Here some brief details as how the library is implemented;

Architecture

The whole runtime consists of three stages:

  1. Melspectrogram; A pre-processing model that computes a melspectrogram of the input audio data. This library uses an ONNX implementation of Torch's melspectrogram function with fixed parameters which enables efficient performance across devices. This onnx model is provided by dscripka.

  2. Embedding/feature generation; A shared feature extraction backbone model that converts melspectrogram inputs into general-purpose speech audio embeddings. This model is provided by Google as a TFHub module under an Apache-2.0 license. For openWakeWord, this model was manually re-implemented to separate out different functionality and allow for more control of architecture modifications compared to a TFHub module. The model itself is series of relatively simple convolutional blocks, and gains its strong performance from extensive pre-training on large amounts of data. This model is the core component of openWakeWord, and enables the strong performance that is seen even when training on fully-synthetic data.

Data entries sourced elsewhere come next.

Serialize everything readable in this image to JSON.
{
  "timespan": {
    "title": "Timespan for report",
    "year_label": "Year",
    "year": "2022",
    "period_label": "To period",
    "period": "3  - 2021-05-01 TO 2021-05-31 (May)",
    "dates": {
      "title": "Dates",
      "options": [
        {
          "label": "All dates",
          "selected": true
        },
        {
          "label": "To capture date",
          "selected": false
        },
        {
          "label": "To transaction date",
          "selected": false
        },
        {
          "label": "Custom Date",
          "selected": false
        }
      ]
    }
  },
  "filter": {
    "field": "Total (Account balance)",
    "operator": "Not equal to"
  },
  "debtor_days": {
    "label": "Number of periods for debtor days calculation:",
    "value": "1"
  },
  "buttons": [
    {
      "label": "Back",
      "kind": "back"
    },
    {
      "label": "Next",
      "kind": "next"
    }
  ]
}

  3. Feature Classification: A classification model that follows the shared (and frozen) feature extraction model. The structure of this classification model is arbitrary, but in practice a simple fully-connected network or 2 layer RNN works well.

Code implementation

The general architecture of openwakeword is also reflected in to the code. Each class is one of the stages, and runs one model:

  • Class: Melspectrogram -> Runs melspectrogram stage

  • Class: Embedding -> Runs embedding stage

  • Class: WakeWord -> Runs classifier stage

Yes, it is that simple! the Lowwi class itself contains some glue logic that controls the pipeline and calls the right callback functions when classifier model detects wakeword.

For example see the Lowwi->Run function:

void Lowwi::run(const std::vector<float> &audio_samples)
{
    if(audio_samples.empty()) {
       return; /* No samples */
    }

    _mel_samples = _mel->convert(std::ref(audio_samples));
    _feature_samples = _emb->convert(std::ref(_mel_samples));
    /* Loop through the classifier models */
    for (auto &ww : _wakewords) {
        wakeword_result res = ww.ww_inst->detect(_feature_samples);
        /* Check if wakeword is triggered */
        if(res.detected) {
            /* 
             * Wakeword triggered!
             * Construct context variable
             * with the triggered wakeword phrase & confidence factor 
             */
            Lowwi_ctx_t cb = {ww.properties.phrase, res.confidence};
            /* Run callback function */
            ww.properties.cbfunc(cb, ww.properties.cb_arg);
        }
    }
    /* Clear all processed Melspectrogram & feature samples */
    _mel_samples.resize(0);
    _feature_samples.resize(0);
}   

It just runs the steps followed by looping through all registered classifier models. When a wakeword is detected (res.detected) it runs the callback function(ww.properties.cbfunc()).

Design decisions

Design decisions that were made (some might change!):

  • Everything was designed single threaded (as the biggest c++ alternative of this library, used so much threading it slowed down the code drastically). Although for small amount of wakewords < 10 it is faster, over > 10 it might be slower or as fast.

  • ONNX is used instead of liteRT, even though both are supported by openwakeword project. ONNX has been proven to be faster for this model. The only thing it might hinder is using the Coral edge tpu which is liteRT only.